Keputusan Muhammadiyah ini juga sejalan dengan temuan dari Lembaga Falakiyah Pengurus Besar Nahdlatul Ulama (LF PBNU) dan Badan Meteorologi, Klimatologi, dan Geofisika (BMKG), yang sama-sama menunjukkan bahwa hilal belum memenuhi kriteria penampakan.
Data Hilal Menurut LF PBNU
LF PBNU dalam pernyataannya menyampaikan bahwa berdasarkan hisab pada 29 Maret 2025, tinggi hilal mar’ie hanya -1° 59′ 16″ di lokasi Gedung PBNU, Jakarta Pusat.
Ini menunjukkan bahwa hilal berada di bawah ufuk, sehingga tidak memenuhi kriteria imkanur rukyah menurut Nahdlatul Ulama.
Ijtimak terjadi pada pukul 17:58:27 WIB, hanya berselang sekitar satu menit dari waktu konjungsi yang dilaporkan Muhammadiyah.
Menariknya, data dari LF PBNU juga menunjukkan bahwa di seluruh Indonesia, hilal berada dalam zona "istihalah al-rukyah", atau mustahil terlihat karena posisinya di bawah ufuk.
Di Merauke, Papua, ketinggian hilal tercatat paling rendah, yakni -3° 24′, sementara yang tertinggi ada di Lhoknga, Aceh, dengan tinggi -0° 59′.

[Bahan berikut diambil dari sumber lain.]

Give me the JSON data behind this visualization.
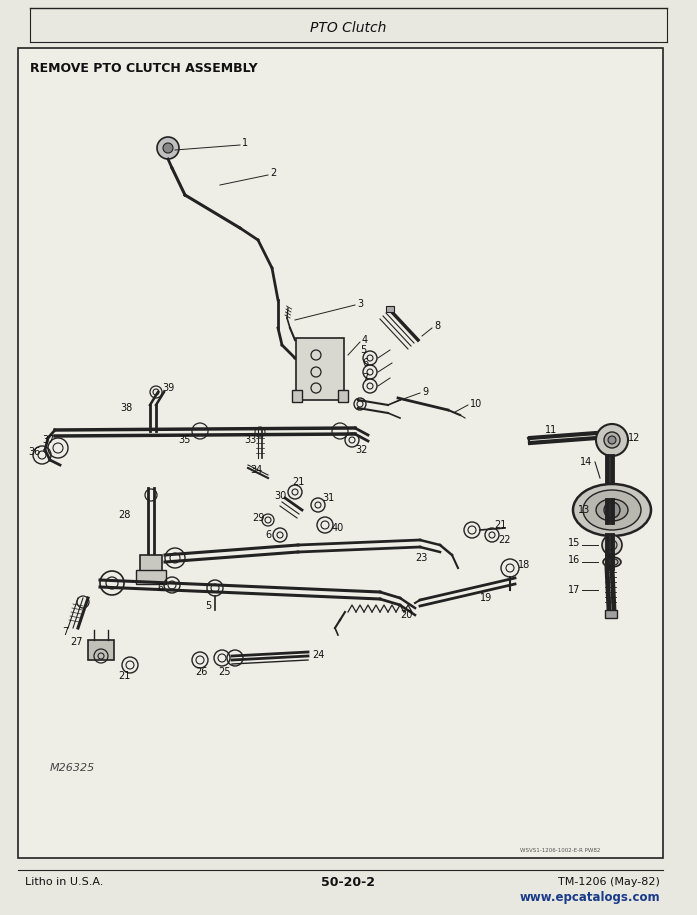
{
  "title_header": "PTO Clutch",
  "diagram_title": "REMOVE PTO CLUTCH ASSEMBLY",
  "footer_left": "Litho in U.S.A.",
  "footer_center": "50-20-2",
  "footer_right": "TM-1206 (May-82)",
  "footer_url": "www.epcatalogs.com",
  "watermark": "M26325",
  "bg_color": "#e8e8e0",
  "page_bg": "#f0efe8",
  "border_color": "#333333",
  "text_color": "#111111",
  "url_color": "#1a3a8a",
  "fig_width": 6.97,
  "fig_height": 9.15,
  "dpi": 100
}
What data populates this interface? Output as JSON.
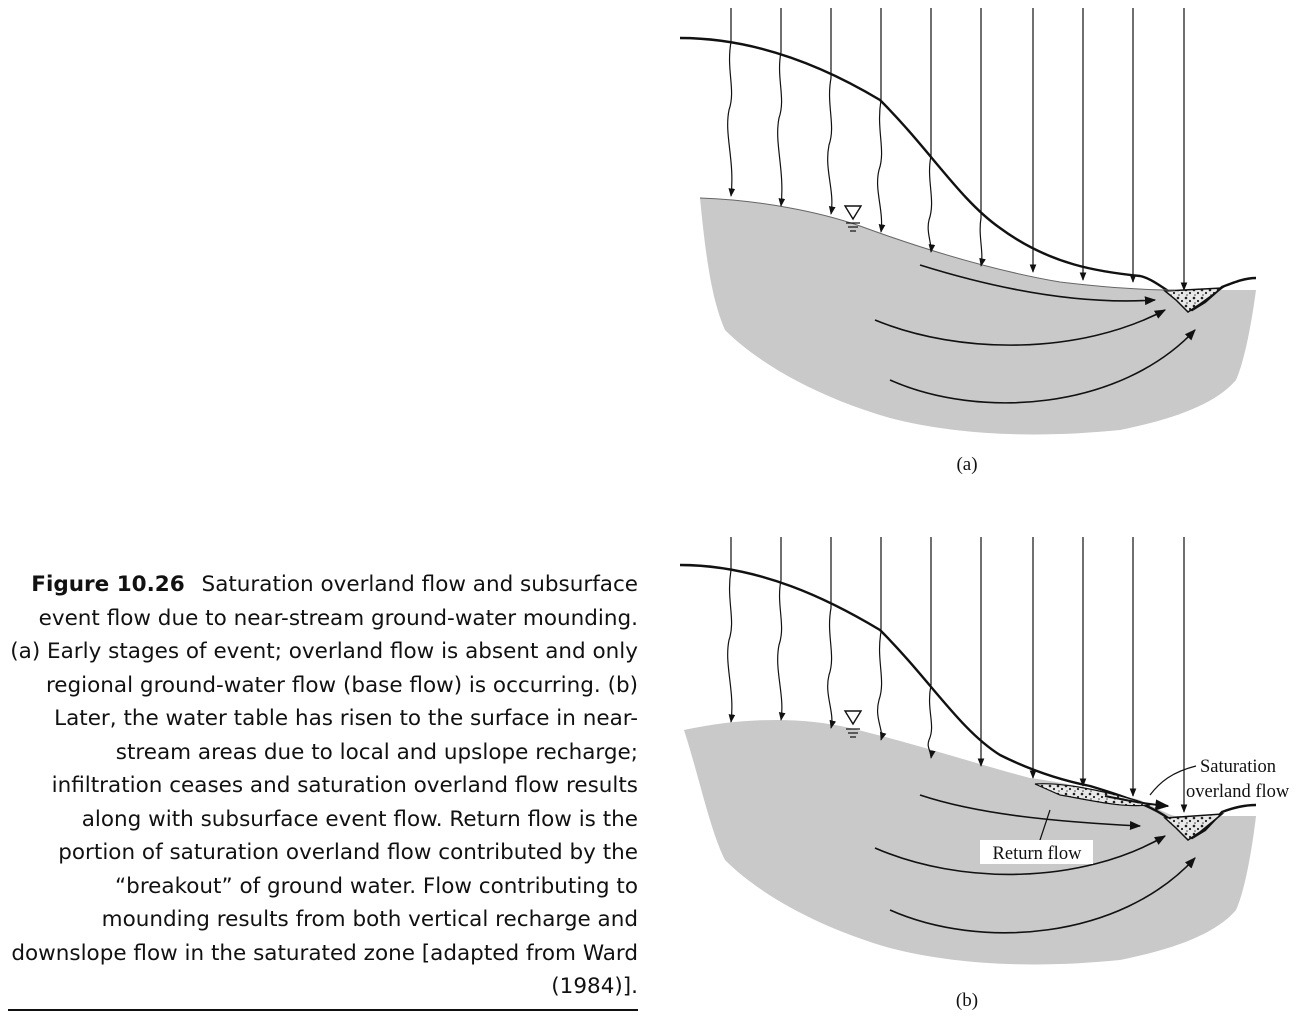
{
  "caption": {
    "label": "Figure 10.26",
    "text": "Saturation overland flow and subsurface event flow due to near-stream ground-water mounding. (a) Early stages of event; overland flow is absent and only regional ground-water flow (base flow) is occurring. (b) Later, the water table has risen to the surface in near-stream areas due to local and upslope recharge; infiltration ceases and saturation overland flow results along with subsurface event flow. Return flow is the portion of saturation overland flow contributed by the “breakout” of ground water. Flow contributing to mounding results from both vertical recharge and downslope flow in the saturated zone [adapted from Ward (1984)]."
  },
  "panel_a": {
    "label": "(a)"
  },
  "panel_b": {
    "label": "(b)",
    "annotations": {
      "saturation_overland_flow_line1": "Saturation",
      "saturation_overland_flow_line2": "overland flow",
      "return_flow": "Return flow"
    }
  },
  "colors": {
    "saturated_zone_fill": "#c9c9c9",
    "line": "#111111",
    "caption_text": "#111111"
  },
  "icons": {
    "water_table_marker": "inverted-triangle-water-table-icon"
  }
}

Semua ini tetap menunjukkan bahwa hilal tidak dapat dirukyat secara syar'i maupun ilmiah.
Data BMKG Tegaskan Ketidakwujudan Hilal
Sementara itu, data BMKG memperkuat hasil perhitungan yang sama.
Dalam pernyataan resminya, BMKG mencatat bahwa konjungsi terjadi pada pukul 17:57:38 WIB, dan saat matahari terbenam di seluruh wilayah Indonesia, posisi hilal berada pada ketinggian negatif—artinya, hilal belum wujud.
Pada tanggal 29 Maret 2025, BMKG mencatat ketinggian hilal berkisar antara -3° 29′ di Merauke, Papua, hingga -1° 07′ di Sabang, Aceh.
Lama hilal berada di atas ufuk juga 0 detik di seluruh wilayah Indonesia, karena memang tidak ada hilal yang berada di atas ufuk. Elongasi hilal juga belum memenuhi ambang batas imkan rukyah.
Selain itu, BMKG mengingatkan bahwa dalam observasi hilal, kadang objek lain seperti Venus, Merkurius, atau bintang terang seperti Sirius bisa disangka hilal.